Perhaps we should not be afraid to admit that sometimes God does not answer our prayers. Sometimes we pray foolishly. Sometimes we pray childishly. Sometimes we pray selfishly. Scripture is not afraid to admit the possibility of unanswered prayer. "Ye ask, and receive not, because ye ask amiss" Games 4:3, KJV).
It's possible, I suppose, to deduce from James 4:3 that God does respond to those prayers that we "ask amiss" with a No rather than with a Yes. And if we had sensory data supporting a divine denial, we could say correctly that God replied with a No. But generally we don't have such empirical evidence. As a result, on a practical basis answers such as "No" or "Wait for God" really can't count as answered prayers. Only a Yes with sensory data that corresponds to the request can count for answered prayer.
Although it's true that sensory experience isn't the only approach to reality, the fact is that the five senses, created by God, constitute the primary way we discern reality and are most often the very senses we are requesting be impacted by answered prayer. Empiricism typically works well with physical reality but falls short when it conies to spiritual reality. However, empiricism does happen to be the method we use in our every day experience. That's why we hope to experience evidence that comes close to being empirical in nature even when it comes to our religious life. Empiricism is the road to the knowledge of answered prayer, even as it was when God honored Elijah's prayer on Mount Carmel.
No wonder the apostle Paul felt the need to explain that when we don't know what to pray for, the Holy Spirit offers a prayer for us because God knows the Spirit's mind, who prays in harmony with God's will (Rom. 8:26, 27).

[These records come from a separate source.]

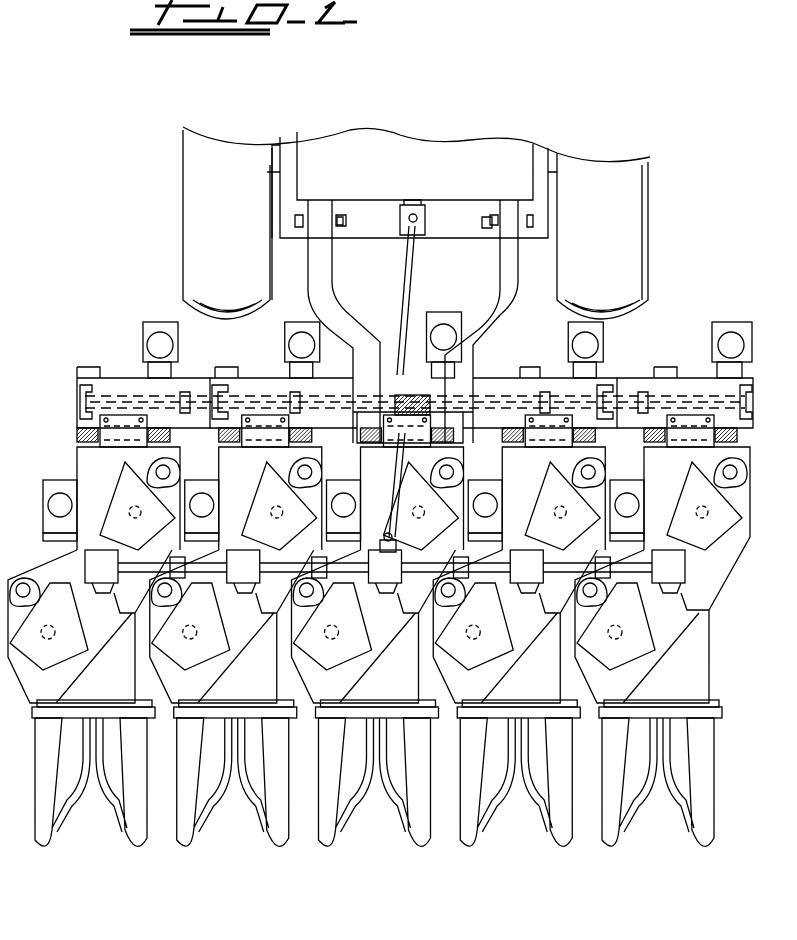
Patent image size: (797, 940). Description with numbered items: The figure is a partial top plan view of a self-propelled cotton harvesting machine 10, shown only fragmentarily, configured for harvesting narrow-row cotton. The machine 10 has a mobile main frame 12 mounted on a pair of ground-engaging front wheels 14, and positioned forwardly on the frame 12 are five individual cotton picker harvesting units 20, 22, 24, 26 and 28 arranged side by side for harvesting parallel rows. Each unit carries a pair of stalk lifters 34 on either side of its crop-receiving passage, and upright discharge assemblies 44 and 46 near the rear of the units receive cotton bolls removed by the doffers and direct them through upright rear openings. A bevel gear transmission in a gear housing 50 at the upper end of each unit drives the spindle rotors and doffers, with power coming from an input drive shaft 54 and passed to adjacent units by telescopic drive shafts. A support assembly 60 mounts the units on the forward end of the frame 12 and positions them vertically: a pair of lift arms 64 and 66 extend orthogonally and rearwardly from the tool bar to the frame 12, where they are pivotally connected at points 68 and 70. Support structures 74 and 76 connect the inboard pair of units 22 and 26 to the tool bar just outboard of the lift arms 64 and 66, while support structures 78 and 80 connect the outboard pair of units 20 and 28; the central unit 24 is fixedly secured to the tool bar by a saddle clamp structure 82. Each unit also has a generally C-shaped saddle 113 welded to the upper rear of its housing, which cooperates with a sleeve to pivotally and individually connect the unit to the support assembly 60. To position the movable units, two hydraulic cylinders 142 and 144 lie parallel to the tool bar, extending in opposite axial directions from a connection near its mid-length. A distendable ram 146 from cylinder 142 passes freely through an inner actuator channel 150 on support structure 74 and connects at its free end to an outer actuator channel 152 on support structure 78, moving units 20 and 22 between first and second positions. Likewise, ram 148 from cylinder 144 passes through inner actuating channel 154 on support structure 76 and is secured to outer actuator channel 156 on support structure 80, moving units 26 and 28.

The cotton harvesting machine 10 is at (416, 253).
The main frame 12 is at (416, 264).
The front wheels 14 is at (228, 217).
The harvesting unit 20 is at (663, 499).
The harvesting unit 22 is at (542, 520).
The harvesting unit 24 is at (401, 515).
The harvesting unit 26 is at (259, 520).
The harvesting unit 28 is at (117, 520).
The stalk lifters 34 is at (176, 857).
The discharge assembly 44 is at (645, 493).
The discharge assembly 46 is at (727, 329).
The gear housing 50 is at (696, 595).
The input drive shaft 54 is at (410, 268).
The support assembly 60 is at (110, 372).
The lift arm 64 is at (508, 268).
The lift arm 66 is at (318, 287).
The pivot point 68 is at (488, 226).
The pivot point 70 is at (342, 222).
The support structure 74 is at (550, 380).
The support structure 76 is at (272, 378).
The support structure 78 is at (692, 380).
The support structure 80 is at (24, 416).
The saddle clamp structure 82 is at (443, 437).
The saddle 113 is at (55, 447).
The hydraulic cylinder 142 is at (483, 390).
The hydraulic cylinder 144 is at (328, 390).
The ram 146 is at (630, 400).
The ram 148 is at (115, 398).
The inner actuator channel 150 is at (603, 395).
The outer actuator channel 152 is at (742, 400).
The inner actuating channel 154 is at (212, 385).
The outer actuator channel 156 is at (80, 393).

I infer from these words that our prayers are often "amiss" (to use the expression in James 4:3), but that God Himself, through His Spirit, recasts our prayers so God can indeed hear and answer them. "Weakness is characteristic of the human condition. . . . Because of such weakness Christians know not for what they should pray or how they should pray, as Origen interpreted this verse."1
Prayer has dynamics that remain mysterious, sometimes seemingly impossible to understand. Let's not, in our zeal, muddy our already imperfect understanding by undermining the efficacy of prayer through platitudes that make no sense. Otherwise, we inadvertently do God an injustice and nudge thoughtful people toward skepticism.
*Except as otherwise stated, all Scripture passages are from the New International Version.
1 Joseph A. Fitzmyer, Anchor Bible on Romans, 518.